I sat in my car for a few minutes, said a quiet prayer, called our elementary school principal to break the news to her and then drove to the scene of the accident. It was the only thing I could think to do, and although the area was blocked off, I was able to spend time with our other high school assistant principal who had just driven by the scene.

The high school administrative team and I stayed at the school that night to call each of the 150 staff members. I also prepared a list of all the things we needed to do over the next days. The crisis affected more than our two schools; it touched our entire community.

The next day, we reached out to our assistant principal’s family, sharing our grief and sorrow, offering comfort and support. We prepared communications for our school families and coordinated media requests.

On Sunday, we called our extended crisis team together to plan for the upcoming days — a period filled with grief counseling, memorials and an effort to move forward for both schools.

The staff coordinated a memorial area on school grounds for the hundreds of flowers, cards and mementos that had been placed at the accident scene. School and community groups created memorial funds. Staff consoled students and each other. Schools from across the state offered assistance. Area clergy of all denominations offered their support, and families from across the district offered their help.

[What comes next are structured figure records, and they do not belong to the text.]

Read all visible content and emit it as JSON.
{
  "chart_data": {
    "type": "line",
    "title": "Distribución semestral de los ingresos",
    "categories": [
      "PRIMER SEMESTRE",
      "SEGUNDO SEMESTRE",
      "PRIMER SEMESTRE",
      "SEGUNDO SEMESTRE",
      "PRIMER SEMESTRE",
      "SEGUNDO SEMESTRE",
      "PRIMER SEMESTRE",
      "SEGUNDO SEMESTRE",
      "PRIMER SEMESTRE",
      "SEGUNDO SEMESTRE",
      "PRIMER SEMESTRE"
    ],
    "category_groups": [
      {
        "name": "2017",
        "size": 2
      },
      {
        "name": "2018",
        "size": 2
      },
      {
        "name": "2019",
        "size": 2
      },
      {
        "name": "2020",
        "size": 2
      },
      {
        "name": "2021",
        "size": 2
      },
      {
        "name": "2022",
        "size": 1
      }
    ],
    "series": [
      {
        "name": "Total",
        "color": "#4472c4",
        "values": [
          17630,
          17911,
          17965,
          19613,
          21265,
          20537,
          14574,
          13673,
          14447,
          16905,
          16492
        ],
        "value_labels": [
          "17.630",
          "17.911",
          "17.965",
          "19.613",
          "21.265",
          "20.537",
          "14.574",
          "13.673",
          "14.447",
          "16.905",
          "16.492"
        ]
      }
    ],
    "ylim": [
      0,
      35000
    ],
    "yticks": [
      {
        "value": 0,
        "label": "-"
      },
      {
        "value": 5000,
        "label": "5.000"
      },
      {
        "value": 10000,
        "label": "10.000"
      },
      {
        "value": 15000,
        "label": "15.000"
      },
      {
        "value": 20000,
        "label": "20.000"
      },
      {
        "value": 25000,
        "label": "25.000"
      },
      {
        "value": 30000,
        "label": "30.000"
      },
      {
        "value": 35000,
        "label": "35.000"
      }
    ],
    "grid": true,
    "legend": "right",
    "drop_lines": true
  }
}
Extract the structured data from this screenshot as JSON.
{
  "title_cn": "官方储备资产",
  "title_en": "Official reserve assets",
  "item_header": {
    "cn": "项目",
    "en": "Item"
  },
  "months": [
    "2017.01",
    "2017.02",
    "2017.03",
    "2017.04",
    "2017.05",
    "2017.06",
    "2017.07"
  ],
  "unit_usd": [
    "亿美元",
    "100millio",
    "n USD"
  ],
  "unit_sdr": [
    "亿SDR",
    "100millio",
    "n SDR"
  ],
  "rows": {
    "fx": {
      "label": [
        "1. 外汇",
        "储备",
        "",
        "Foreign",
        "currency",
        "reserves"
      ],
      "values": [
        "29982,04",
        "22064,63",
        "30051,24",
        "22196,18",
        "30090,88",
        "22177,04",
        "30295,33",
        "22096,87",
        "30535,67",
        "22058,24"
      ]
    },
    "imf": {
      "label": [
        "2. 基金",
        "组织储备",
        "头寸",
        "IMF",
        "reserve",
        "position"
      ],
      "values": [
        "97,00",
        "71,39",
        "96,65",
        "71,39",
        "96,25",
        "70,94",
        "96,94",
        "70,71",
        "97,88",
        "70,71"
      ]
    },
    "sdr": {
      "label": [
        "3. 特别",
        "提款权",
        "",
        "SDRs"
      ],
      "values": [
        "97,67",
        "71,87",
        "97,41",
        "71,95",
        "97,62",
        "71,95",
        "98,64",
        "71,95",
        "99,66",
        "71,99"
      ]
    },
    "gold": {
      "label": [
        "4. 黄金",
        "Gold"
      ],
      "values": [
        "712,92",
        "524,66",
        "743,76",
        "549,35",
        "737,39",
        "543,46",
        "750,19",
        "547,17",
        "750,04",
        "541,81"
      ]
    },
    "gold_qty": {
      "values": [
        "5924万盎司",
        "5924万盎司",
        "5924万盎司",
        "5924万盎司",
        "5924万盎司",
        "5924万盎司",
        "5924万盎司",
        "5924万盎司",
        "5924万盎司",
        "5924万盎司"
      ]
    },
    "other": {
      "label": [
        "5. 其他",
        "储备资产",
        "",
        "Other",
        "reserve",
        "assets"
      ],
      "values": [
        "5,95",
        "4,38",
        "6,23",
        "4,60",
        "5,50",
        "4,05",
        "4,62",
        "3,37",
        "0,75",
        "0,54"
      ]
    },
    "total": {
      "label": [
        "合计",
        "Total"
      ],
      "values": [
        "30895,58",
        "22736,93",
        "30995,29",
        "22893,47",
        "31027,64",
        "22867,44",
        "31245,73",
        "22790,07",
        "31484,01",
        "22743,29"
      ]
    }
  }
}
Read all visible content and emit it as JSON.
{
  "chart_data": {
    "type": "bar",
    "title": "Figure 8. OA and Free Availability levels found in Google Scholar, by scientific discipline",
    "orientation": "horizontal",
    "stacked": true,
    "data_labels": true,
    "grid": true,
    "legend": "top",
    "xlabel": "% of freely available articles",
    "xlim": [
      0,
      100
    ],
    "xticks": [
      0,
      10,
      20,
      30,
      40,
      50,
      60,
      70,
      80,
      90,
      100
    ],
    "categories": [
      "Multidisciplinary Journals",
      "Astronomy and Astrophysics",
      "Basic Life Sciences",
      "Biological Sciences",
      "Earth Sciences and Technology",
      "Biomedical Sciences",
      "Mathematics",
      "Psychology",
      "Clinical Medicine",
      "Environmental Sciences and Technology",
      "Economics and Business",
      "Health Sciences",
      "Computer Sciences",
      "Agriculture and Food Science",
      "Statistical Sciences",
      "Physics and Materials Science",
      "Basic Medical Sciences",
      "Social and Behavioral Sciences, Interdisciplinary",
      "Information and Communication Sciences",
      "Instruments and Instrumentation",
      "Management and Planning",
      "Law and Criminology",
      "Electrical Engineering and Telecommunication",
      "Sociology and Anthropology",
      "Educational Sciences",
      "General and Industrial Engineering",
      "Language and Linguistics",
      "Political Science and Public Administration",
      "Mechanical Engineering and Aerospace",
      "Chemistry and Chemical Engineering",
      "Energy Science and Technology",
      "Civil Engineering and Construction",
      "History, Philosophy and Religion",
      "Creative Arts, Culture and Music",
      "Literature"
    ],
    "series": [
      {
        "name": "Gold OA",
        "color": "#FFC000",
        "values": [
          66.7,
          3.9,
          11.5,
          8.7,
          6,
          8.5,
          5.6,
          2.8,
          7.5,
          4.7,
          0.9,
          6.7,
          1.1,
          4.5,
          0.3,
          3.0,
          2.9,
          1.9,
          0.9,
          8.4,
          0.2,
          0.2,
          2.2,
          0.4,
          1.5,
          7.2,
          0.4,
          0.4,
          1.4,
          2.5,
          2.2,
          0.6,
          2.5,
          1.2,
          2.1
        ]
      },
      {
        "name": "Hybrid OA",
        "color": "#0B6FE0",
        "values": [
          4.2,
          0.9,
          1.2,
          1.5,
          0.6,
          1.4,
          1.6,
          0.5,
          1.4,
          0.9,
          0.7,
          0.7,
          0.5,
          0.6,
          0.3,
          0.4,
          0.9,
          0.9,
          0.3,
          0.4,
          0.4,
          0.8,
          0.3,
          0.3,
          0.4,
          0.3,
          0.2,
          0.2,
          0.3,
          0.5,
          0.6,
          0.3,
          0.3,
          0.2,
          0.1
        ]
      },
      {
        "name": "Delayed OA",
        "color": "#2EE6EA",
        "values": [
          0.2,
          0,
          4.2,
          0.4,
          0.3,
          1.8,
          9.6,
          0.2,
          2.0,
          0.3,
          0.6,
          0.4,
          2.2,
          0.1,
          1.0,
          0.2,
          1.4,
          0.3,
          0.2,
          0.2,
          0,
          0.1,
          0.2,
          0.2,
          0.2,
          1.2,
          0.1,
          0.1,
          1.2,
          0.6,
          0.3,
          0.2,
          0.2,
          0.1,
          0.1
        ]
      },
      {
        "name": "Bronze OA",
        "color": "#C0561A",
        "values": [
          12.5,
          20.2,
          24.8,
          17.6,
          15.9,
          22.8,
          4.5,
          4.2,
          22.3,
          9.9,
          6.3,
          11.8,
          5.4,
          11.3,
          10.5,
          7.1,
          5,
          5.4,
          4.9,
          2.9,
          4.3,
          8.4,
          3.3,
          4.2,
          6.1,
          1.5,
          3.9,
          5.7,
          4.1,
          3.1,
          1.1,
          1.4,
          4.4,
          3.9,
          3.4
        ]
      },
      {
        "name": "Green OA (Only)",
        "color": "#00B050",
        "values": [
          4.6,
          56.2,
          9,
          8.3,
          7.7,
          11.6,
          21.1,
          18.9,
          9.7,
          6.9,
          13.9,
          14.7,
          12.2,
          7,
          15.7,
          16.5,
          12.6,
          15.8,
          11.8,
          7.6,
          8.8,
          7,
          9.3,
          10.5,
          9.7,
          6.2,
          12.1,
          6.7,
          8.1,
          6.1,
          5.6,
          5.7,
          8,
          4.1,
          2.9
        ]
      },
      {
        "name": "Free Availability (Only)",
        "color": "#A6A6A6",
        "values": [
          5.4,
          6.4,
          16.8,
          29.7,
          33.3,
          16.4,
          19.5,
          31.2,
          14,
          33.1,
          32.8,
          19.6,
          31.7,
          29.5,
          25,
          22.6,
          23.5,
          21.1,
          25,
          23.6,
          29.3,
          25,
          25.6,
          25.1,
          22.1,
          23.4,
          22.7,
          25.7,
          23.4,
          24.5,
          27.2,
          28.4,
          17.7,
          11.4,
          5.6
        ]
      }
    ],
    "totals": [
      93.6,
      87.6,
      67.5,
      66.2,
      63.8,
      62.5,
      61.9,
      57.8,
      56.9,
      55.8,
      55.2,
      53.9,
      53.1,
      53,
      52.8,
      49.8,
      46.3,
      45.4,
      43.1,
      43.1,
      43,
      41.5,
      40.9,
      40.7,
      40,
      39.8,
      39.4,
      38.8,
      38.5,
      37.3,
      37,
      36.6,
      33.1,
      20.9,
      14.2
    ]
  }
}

A special visitation was scheduled for school staff and students. For many of our students, this was the first experience with a visitation or funeral. The local funeral home was kind enough to send staff to the high school to help prepare students for the services. The bereaved family even visited with us and our students in what turned out to be our start of healing.

The assistant principal’s son and friend recovered, but sadly, her daughter died a few days after the accident. Years have passed, but the memories of this crisis in our district are vivid and linger to this day.

From a management perspective, we were prepared, our crisis plans were in place. Yet it was the people in our school district and in our community who helped us through that time — with kindness, compassion and grace.

Those attributes are in all of us, and it is our responsibility to model those characteristics and create cultures in which children learn the very best, even in the worst of times.